Blink 3: The Homeopathy Confusion

While there are so many things to say about homeopathy and the various reasons for which it is a perennial target for sceptics' rants, today I'll confine myself to just one: what it actually is. It seems there's some confusion on this score, which may well be contributing to the public's continued acceptance of it as a valid therapy.

It is not a herbal remedy.

This cannot be stated strongly enough, because it's a commonplace confusion and could hardly be farther from the truth. Homeopathy operates on two main premises - known as "like cures like" and "the law of infinitesimals". They take an agent known to produce the same symptoms as that which they are trying to cure, and they dilute it. Then they take a drop of that solution and dilute it again. The end result of this process which may be repeated many times is that the final solution is chemically recognised as pure water. In some cases, you would need a sample of that solution the same size as the galaxy to find but one molecule of the original agent.

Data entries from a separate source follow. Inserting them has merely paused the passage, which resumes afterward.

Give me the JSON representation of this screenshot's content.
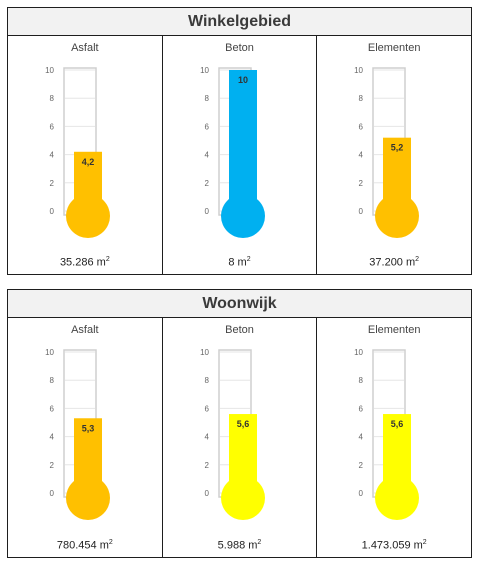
{
  "chart_data": [
    {
      "type": "bar",
      "section": "Winkelgebied",
      "categories": [
        "Asfalt",
        "Beton",
        "Elementen"
      ],
      "values": [
        4.2,
        10,
        5.2
      ],
      "value_labels": [
        "4,2",
        "10",
        "5,2"
      ],
      "areas": [
        "35.286 m",
        "8 m",
        "37.200 m"
      ],
      "area_unit_sup": "2",
      "colors": [
        "#FFC000",
        "#00B0F0",
        "#FFC000"
      ],
      "ylim": [
        0,
        10
      ],
      "yticks": [
        "0",
        "2",
        "4",
        "6",
        "8",
        "10"
      ]
    },
    {
      "type": "bar",
      "section": "Woonwijk",
      "categories": [
        "Asfalt",
        "Beton",
        "Elementen"
      ],
      "values": [
        5.3,
        5.6,
        5.6
      ],
      "value_labels": [
        "5,3",
        "5,6",
        "5,6"
      ],
      "areas": [
        "780.454 m",
        "5.988 m",
        "1.473.059 m"
      ],
      "area_unit_sup": "2",
      "colors": [
        "#FFC000",
        "#FFFF00",
        "#FFFF00"
      ],
      "ylim": [
        0,
        10
      ],
      "yticks": [
        "0",
        "2",
        "4",
        "6",
        "8",
        "10"
      ]
    }
  ]
}
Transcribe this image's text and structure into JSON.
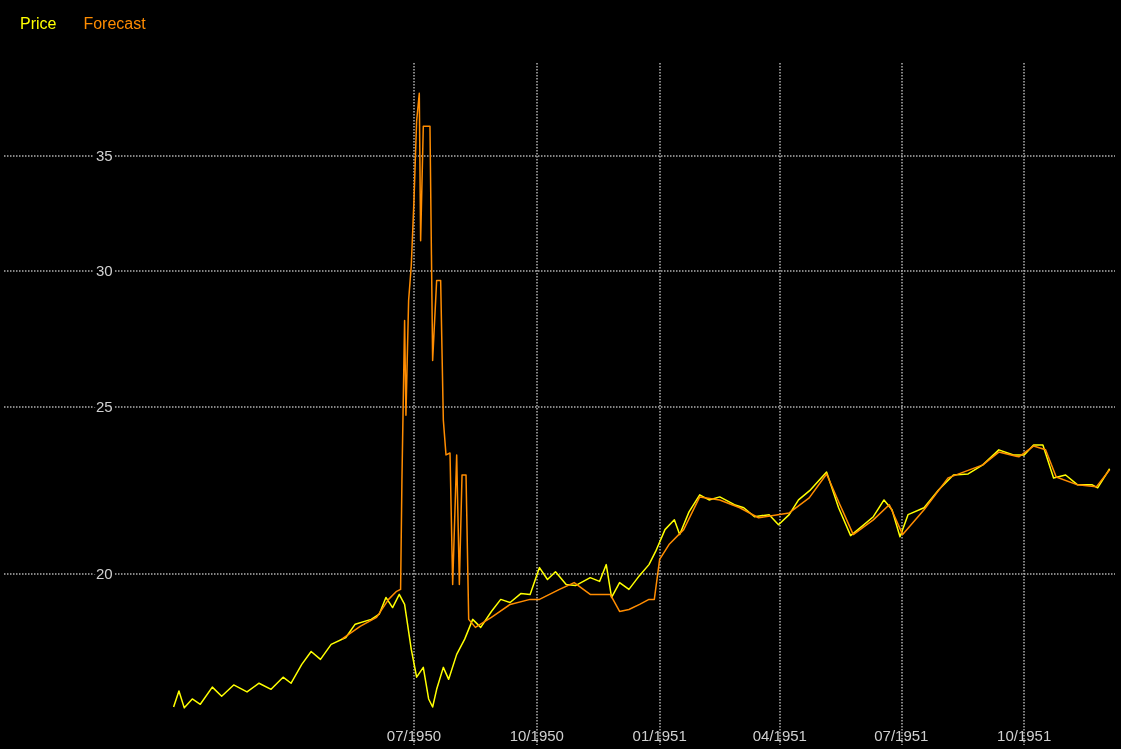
{
  "chart_data": {
    "type": "line",
    "log": "y",
    "grid": true,
    "legend": "top left",
    "xlim": [
      "1949-08-28",
      "1951-12-08"
    ],
    "xticks": [
      {
        "value": "1950-07-01",
        "label": "07/1950"
      },
      {
        "value": "1950-10-01",
        "label": "10/1950"
      },
      {
        "value": "1951-01-01",
        "label": "01/1951"
      },
      {
        "value": "1951-04-01",
        "label": "04/1951"
      },
      {
        "value": "1951-07-01",
        "label": "07/1951"
      },
      {
        "value": "1951-10-01",
        "label": "10/1951"
      }
    ],
    "ylim": [
      15.9,
      39.6
    ],
    "yticks": [
      20,
      25,
      30,
      35
    ],
    "series": [
      {
        "name": "Price",
        "color": "#ffff00",
        "x": [
          "1950-01-02",
          "1950-01-06",
          "1950-01-10",
          "1950-01-16",
          "1950-01-22",
          "1950-01-31",
          "1950-02-07",
          "1950-02-16",
          "1950-02-26",
          "1950-03-07",
          "1950-03-16",
          "1950-03-25",
          "1950-03-31",
          "1950-04-08",
          "1950-04-15",
          "1950-04-22",
          "1950-04-30",
          "1950-05-11",
          "1950-05-18",
          "1950-05-30",
          "1950-06-05",
          "1950-06-10",
          "1950-06-15",
          "1950-06-20",
          "1950-06-24",
          "1950-06-29",
          "1950-07-03",
          "1950-07-08",
          "1950-07-12",
          "1950-07-15",
          "1950-07-18",
          "1950-07-23",
          "1950-07-27",
          "1950-08-02",
          "1950-08-08",
          "1950-08-14",
          "1950-08-20",
          "1950-08-28",
          "1950-09-04",
          "1950-09-11",
          "1950-09-19",
          "1950-09-26",
          "1950-10-03",
          "1950-10-09",
          "1950-10-15",
          "1950-10-23",
          "1950-10-30",
          "1950-11-10",
          "1950-11-17",
          "1950-11-22",
          "1950-11-26",
          "1950-12-02",
          "1950-12-09",
          "1950-12-17",
          "1950-12-24",
          "1950-12-29",
          "1951-01-05",
          "1951-01-12",
          "1951-01-16",
          "1951-01-23",
          "1951-01-31",
          "1951-02-07",
          "1951-02-15",
          "1951-02-26",
          "1951-03-05",
          "1951-03-13",
          "1951-03-24",
          "1951-03-31",
          "1951-04-08",
          "1951-04-15",
          "1951-04-24",
          "1951-05-06",
          "1951-05-15",
          "1951-05-24",
          "1951-06-01",
          "1951-06-10",
          "1951-06-18",
          "1951-06-24",
          "1951-06-30",
          "1951-07-06",
          "1951-07-18",
          "1951-07-29",
          "1951-08-09",
          "1951-08-20",
          "1951-08-31",
          "1951-09-12",
          "1951-09-23",
          "1951-10-01",
          "1951-10-08",
          "1951-10-15",
          "1951-10-23",
          "1951-11-01",
          "1951-11-10",
          "1951-11-21",
          "1951-11-25",
          "1951-12-04"
        ],
        "values": [
          16.73,
          17.09,
          16.71,
          16.91,
          16.79,
          17.18,
          16.97,
          17.23,
          17.07,
          17.27,
          17.13,
          17.41,
          17.27,
          17.71,
          18.02,
          17.83,
          18.19,
          18.36,
          18.69,
          18.81,
          18.94,
          19.37,
          19.11,
          19.45,
          19.19,
          18.07,
          17.41,
          17.64,
          16.91,
          16.73,
          17.13,
          17.64,
          17.36,
          17.95,
          18.32,
          18.81,
          18.61,
          19.01,
          19.32,
          19.24,
          19.47,
          19.45,
          20.16,
          19.84,
          20.05,
          19.71,
          19.68,
          19.89,
          19.79,
          20.24,
          19.37,
          19.76,
          19.58,
          19.95,
          20.24,
          20.6,
          21.21,
          21.49,
          21.07,
          21.72,
          22.22,
          22.07,
          22.16,
          21.93,
          21.84,
          21.58,
          21.64,
          21.35,
          21.64,
          22.07,
          22.37,
          22.91,
          21.84,
          21.04,
          21.29,
          21.58,
          22.07,
          21.78,
          21.01,
          21.64,
          21.84,
          22.37,
          22.82,
          22.85,
          23.13,
          23.6,
          23.44,
          23.44,
          23.75,
          23.75,
          22.73,
          22.82,
          22.52,
          22.52,
          22.43,
          23.01
        ]
      },
      {
        "name": "Forecast",
        "color": "#ff8c00",
        "x": [
          "1950-05-08",
          "1950-05-22",
          "1950-06-03",
          "1950-06-12",
          "1950-06-18",
          "1950-06-21",
          "1950-06-22",
          "1950-06-24",
          "1950-06-25",
          "1950-06-27",
          "1950-06-29",
          "1950-07-01",
          "1950-07-03",
          "1950-07-05",
          "1950-07-06",
          "1950-07-08",
          "1950-07-13",
          "1950-07-15",
          "1950-07-18",
          "1950-07-21",
          "1950-07-23",
          "1950-07-25",
          "1950-07-28",
          "1950-07-30",
          "1950-08-02",
          "1950-08-04",
          "1950-08-06",
          "1950-08-09",
          "1950-08-11",
          "1950-08-16",
          "1950-08-28",
          "1950-09-11",
          "1950-09-26",
          "1950-10-03",
          "1950-10-18",
          "1950-10-29",
          "1950-11-10",
          "1950-11-25",
          "1950-12-02",
          "1950-12-09",
          "1950-12-17",
          "1950-12-24",
          "1950-12-28",
          "1951-01-01",
          "1951-01-08",
          "1951-01-19",
          "1951-01-31",
          "1951-02-15",
          "1951-03-02",
          "1951-03-16",
          "1951-04-08",
          "1951-04-23",
          "1951-05-06",
          "1951-05-16",
          "1951-05-26",
          "1951-06-10",
          "1951-06-22",
          "1951-07-02",
          "1951-07-18",
          "1951-08-05",
          "1951-08-31",
          "1951-09-12",
          "1951-09-27",
          "1951-10-08",
          "1951-10-17",
          "1951-10-25",
          "1951-11-10",
          "1951-11-24",
          "1951-12-04"
        ],
        "values": [
          18.32,
          18.64,
          18.86,
          19.32,
          19.53,
          19.58,
          22.67,
          28.06,
          24.72,
          28.82,
          30.2,
          32.93,
          36.64,
          38.03,
          31.22,
          36.39,
          36.39,
          26.6,
          29.6,
          29.6,
          24.56,
          23.44,
          23.5,
          19.71,
          23.44,
          19.71,
          22.82,
          22.82,
          18.81,
          18.61,
          18.86,
          19.19,
          19.32,
          19.32,
          19.58,
          19.76,
          19.45,
          19.45,
          19.01,
          19.06,
          19.19,
          19.32,
          19.32,
          20.38,
          20.79,
          21.21,
          22.16,
          22.07,
          21.84,
          21.55,
          21.69,
          22.13,
          22.85,
          21.93,
          21.07,
          21.49,
          21.93,
          21.07,
          21.78,
          22.73,
          23.13,
          23.53,
          23.38,
          23.72,
          23.6,
          22.76,
          22.52,
          22.46,
          22.98
        ]
      }
    ]
  }
}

One molecule.

In answer to this, homeopaths came up with the idea that the water retains a spiritual memory of the agent, which is created by agitation of the solution at each stage.

Let's look at that again - a spiritual impression. This piece of information is not widely advertised by homeopaths; they are quite content for the general public to remain ignorant of its actual claims and go on thinking of homeopathy as something to do with herbal preparations. Rather than herbs, however, it relies on belief in the healing powers of spiritual impressions in water.

I have no problem with someone using homeopathic "remedies", in principle - as long as they are fully informed of the purported methods by which it operates, and the fact that they are buying into a spiritual belief system - not science, or herbology.